A Journey from Prohibition to Courageous Action

Efficacy is the power to produce a desired effect.
– an editorial from Efficacy

The Policy Shift

All evolving technology has a leading edge, even for social technology. For humankind's drug struggle, the "War on Drugs" is no longer that edge. It is now drug legalization and related policies. A call is building for all drug sales to come under government control to eliminate the market for drug dealers and to end the vast culture of criminality surrounding illegal drugs. Even Walter Cronkite is in the fray, saying in 2006, "...nothing will change until someone has the courage to stand up and say ... the war on drugs has failed." Efficacy and other like-minded organizations are at the beginning of that new courage, a courage to create a dramatic shift on how we take responsibility for illicit drugs.

There is much in this site that reveals how drug prohibition, A.K.A "War on drugs," is not effective and even destructive of our society. It damages race relations. It packs our prisons. It breeds police corruption and abuse. It drains funds best used for urban renewal and educational programs. Please read the Efficacy material at this site or explore the many links we provide. You may find yourself deeply impacted.
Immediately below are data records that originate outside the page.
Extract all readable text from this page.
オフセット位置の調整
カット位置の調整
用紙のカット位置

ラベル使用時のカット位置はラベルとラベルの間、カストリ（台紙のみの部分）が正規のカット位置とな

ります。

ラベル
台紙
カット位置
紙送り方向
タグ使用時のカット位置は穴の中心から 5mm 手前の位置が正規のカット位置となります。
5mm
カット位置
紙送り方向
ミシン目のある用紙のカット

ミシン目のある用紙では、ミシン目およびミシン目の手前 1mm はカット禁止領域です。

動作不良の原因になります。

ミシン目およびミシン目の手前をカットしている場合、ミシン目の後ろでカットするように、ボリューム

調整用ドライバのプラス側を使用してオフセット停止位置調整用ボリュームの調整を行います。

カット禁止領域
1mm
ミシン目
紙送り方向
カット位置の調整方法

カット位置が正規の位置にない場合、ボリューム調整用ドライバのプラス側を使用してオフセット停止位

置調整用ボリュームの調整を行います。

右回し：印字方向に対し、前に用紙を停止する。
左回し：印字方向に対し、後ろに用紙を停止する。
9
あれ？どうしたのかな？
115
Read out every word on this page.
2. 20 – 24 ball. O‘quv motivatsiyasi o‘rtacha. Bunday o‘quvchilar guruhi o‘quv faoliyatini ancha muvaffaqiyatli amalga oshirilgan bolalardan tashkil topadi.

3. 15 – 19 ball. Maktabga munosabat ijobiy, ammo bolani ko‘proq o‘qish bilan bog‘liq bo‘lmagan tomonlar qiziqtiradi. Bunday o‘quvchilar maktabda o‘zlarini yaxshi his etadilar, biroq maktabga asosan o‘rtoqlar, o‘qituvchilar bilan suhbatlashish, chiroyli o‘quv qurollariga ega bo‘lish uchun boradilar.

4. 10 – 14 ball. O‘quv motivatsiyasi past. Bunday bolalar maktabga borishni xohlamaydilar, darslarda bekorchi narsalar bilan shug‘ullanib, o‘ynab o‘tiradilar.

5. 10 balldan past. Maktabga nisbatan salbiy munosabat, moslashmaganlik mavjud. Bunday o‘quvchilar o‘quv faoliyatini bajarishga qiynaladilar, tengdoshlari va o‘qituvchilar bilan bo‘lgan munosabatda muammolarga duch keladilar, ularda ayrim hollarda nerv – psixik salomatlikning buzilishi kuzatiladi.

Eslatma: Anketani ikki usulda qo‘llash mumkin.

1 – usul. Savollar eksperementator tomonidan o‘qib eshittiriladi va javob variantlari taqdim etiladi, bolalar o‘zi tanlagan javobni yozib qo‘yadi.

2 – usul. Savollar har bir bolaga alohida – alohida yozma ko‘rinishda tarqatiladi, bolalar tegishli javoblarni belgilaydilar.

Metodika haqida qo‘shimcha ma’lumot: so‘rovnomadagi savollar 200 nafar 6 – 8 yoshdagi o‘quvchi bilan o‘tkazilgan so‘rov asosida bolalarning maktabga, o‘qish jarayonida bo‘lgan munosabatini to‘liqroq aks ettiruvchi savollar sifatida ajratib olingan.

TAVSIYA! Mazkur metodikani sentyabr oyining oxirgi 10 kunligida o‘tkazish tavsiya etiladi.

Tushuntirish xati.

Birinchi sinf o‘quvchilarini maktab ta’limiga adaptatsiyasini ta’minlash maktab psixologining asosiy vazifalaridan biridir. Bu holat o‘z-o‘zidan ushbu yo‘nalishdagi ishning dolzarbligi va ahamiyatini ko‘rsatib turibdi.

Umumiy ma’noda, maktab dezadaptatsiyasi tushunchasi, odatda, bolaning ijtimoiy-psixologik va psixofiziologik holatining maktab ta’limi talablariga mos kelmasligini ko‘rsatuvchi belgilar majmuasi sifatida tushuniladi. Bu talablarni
For the founders, staff and supporters of Efficacy, our initial exposure to the dark side of our society has,

  • moved us to see the alarming extent to which criminality feeds off our current drug policy
  • moved us to help our nation get beyond our anxieties and fears
  • moved us to appreciate the drug problem as a natural struggle for a civilized world.

The New Journey

In the voice of one sheriff,

Controlling the drug supply is like holding water in a fist, it just leaks out and goes on to something else... Eventually, we will realize a fist won't work against what is fundamentally a spiritual problem.

- Bill Masters, San Miguel County Sheriff, Colorado

In Humanity's quest to conquer drugs, the journey is not from drug war to peace, but from prohibition to courageous-action; from eradication policy to public-health policy. The need for a new direction in how we take responsibility for illicit drugs has already gained recognition in law enforcement (see related video) and the clergy (see related video). It's Efficacy's mission to expand such recognition with the goal of reducing the societal damage caused by drug-war policies, without worsening—at the very least—the actual abuse of drugs. It is a new approach — one no longer based on blind faith in the power of law but a new journey based on spiritual faith in the strength of a civilized society.